Technology
mTORC1 Pathway and Biology


The cell’s ability to sense and respond to the availability of nutrients through growth and stasis is one of the hallmarks of aging and associated diseases. mTORC1 (mechanistic target of rapamycin complex 1) is the primary sensor and integrator of the cell’s response to nutrient availability, and dysregulation of mTORC1 activation is at the core of many age-related disease processes.


[ click image to enlarge ]


The mTORC1 pathway and fundamental cellular function and growth

The mTORC1 pathway plays a fundamental role in healthy cellular function and growth. mTORC1 integrates multiple signals that arise from dynamic changes in the extracellular environment, many of which are related to the availability of nutrients—particularly amino acids—that are used by the cell’s biosynthetic machinery to grow and function.

Within the mTORC1 pathway, amino acids play a specific and critical signaling role, serving as a fundamental cue that directs the cell either to:

  • grow (when nutrient levels are abundant), or
  • begin a well-controlled and systematic process of autophagy—i.e., recycling (during a scarcity of nutrients), whereby certain cellular components are broken down into basic building blocks, including amino acids, to maintain the biosynthetic integrity of the cell


mTORC1 regulates both cell growth and autophagy through its kinase activity, primarily in response to the availability of amino acids.

mTORC1 and Nutrient Signaling

Nutrient signaling is the cell’s ability to sense and respond to the availability of amino acids, glucose, and other biomolecules to enable normal cell function and survival. In particular, amino acids—the building blocks of proteins—are the nutrients that are most directly linked to cellular growth that is mediated by mTORC1.
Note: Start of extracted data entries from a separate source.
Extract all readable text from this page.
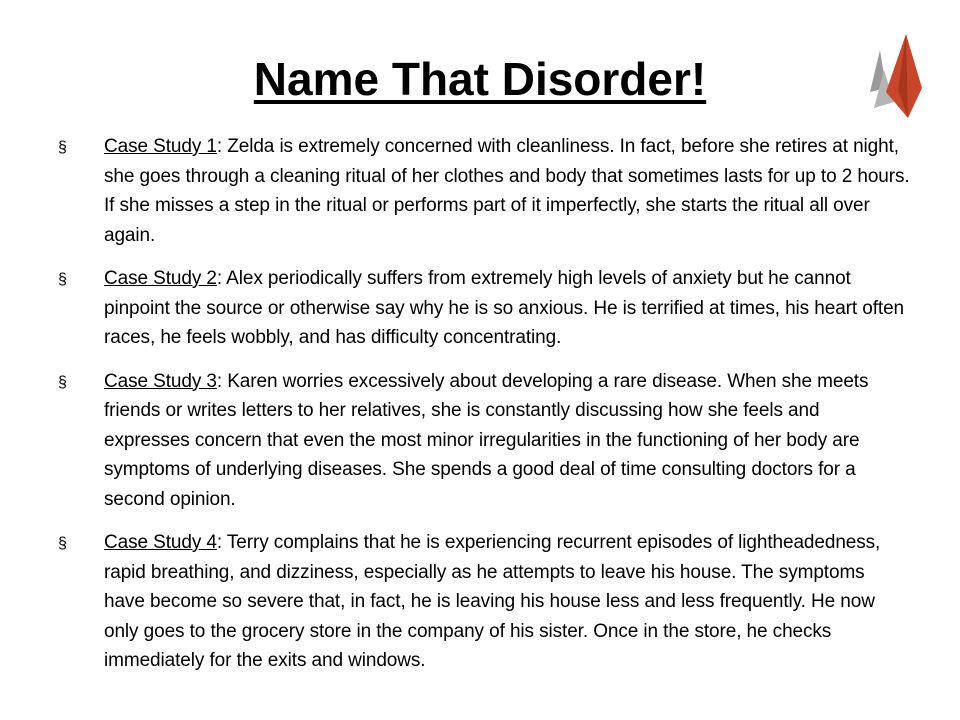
Name That Disorder!
§ Case Study 1: Zelda is extremely concerned with cleanliness. In fact, before she retires at night, she goes through a cleaning ritual of her clothes and body that sometimes lasts for up to 2 hours. If she misses a step in the ritual or performs part of it imperfectly, she starts the ritual all over again.
§ Case Study 2: Alex periodically suffers from extremely high levels of anxiety but he cannot pinpoint the source or otherwise say why he is so anxious. He is terrified at times, his heart often races, he feels wobbly, and has difficulty concentrating.
§ Case Study 3: Karen worries excessively about developing a rare disease. When she meets friends or writes letters to her relatives, she is constantly discussing how she feels and expresses concern that even the most minor irregularities in the functioning of her body are symptoms of underlying diseases. She spends a good deal of time consulting doctors for a second opinion.
§ Case Study 4: Terry complains that he is experiencing recurrent episodes of lightheadedness, rapid breathing, and dizziness, especially as he attempts to leave his house. The symptoms have become so severe that, in fact, he is leaving his house less and less frequently. He now only goes to the grocery store in the company of his sister. Once in the store, he checks immediately for the exits and windows.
Varying availability of nutrients requires cells to sense and communicate with each other and rapidly respond to changes in the environment to enable normal cell function and survival. When nutrients such as amino acids are abundant, cells respond by increasing their capacity for biosynthetic growth, including making proteins and other components required for normal cellular function and/or increasing their size or number. Conversely, when nutrients are scarce, cells respond by turning on their biosynthetic “recycling” process, known as autophagy—a process that degrades cellular structures such as proteins to generate the needed building blocks to maintain cellular survival and function.

mTORC1 and Growth Factor Signaling

mTORC2 is critical for maintaining the sensitivity of cells to growth factors and is the primary mTOR complex that directs the cell’s response to growth factor inputs. However, mTORC1 also integrates signals from growth factors to enable the proper regulation of cell growth and protein synthesis—in fact, growth factor signals, which are transmitted through the tuberous sclerosis complex (TSC) and the GTPase Rheb, are required for the activation of mTORC1 by nutrients or other inputs.

Thus, genetic defects in the growth factor signaling pathway that regulates mTORC1—e.g., in TSC—can cause dysregulation of the mTOR pathway, leading to improper protein expression and cell growth. Patients with tuberous sclerosis have mutations in TSC that hyperactivate the mTORC1 signaling pathway, leading to the development of benign tumors in multiple organ systems and a host of accompanying symptoms that range from mild to severe.

The signals that regulate the mTORC1 pathway can be excessively activated or suppressed below healthy levels, thereby contributing to the genesis and progression of a range of diseases.
  • Excessive activation of mTORC1 activity in response to increased availability of nutrients or as a result of genetic errors in the mTORC1 activation pathway—and subsequent increased biosynthetic activity, including protein synthesis—have been linked to a wide range of age-related diseases, including metabolic, autoimmune, and neurodegenerative diseases, as well as suppressed immune function and several rare disorders.
  • Reduced mTORC1 activity has been connected to diseases of aging that involve skeletal muscle growth and function, including age-related muscle loss, or sarcopenia; cachexia associated with age-related diseases such as cancer; chronic obstructive pulmonary disease (COPD); and heart failure in which the breakdown of muscle exceeds its growth.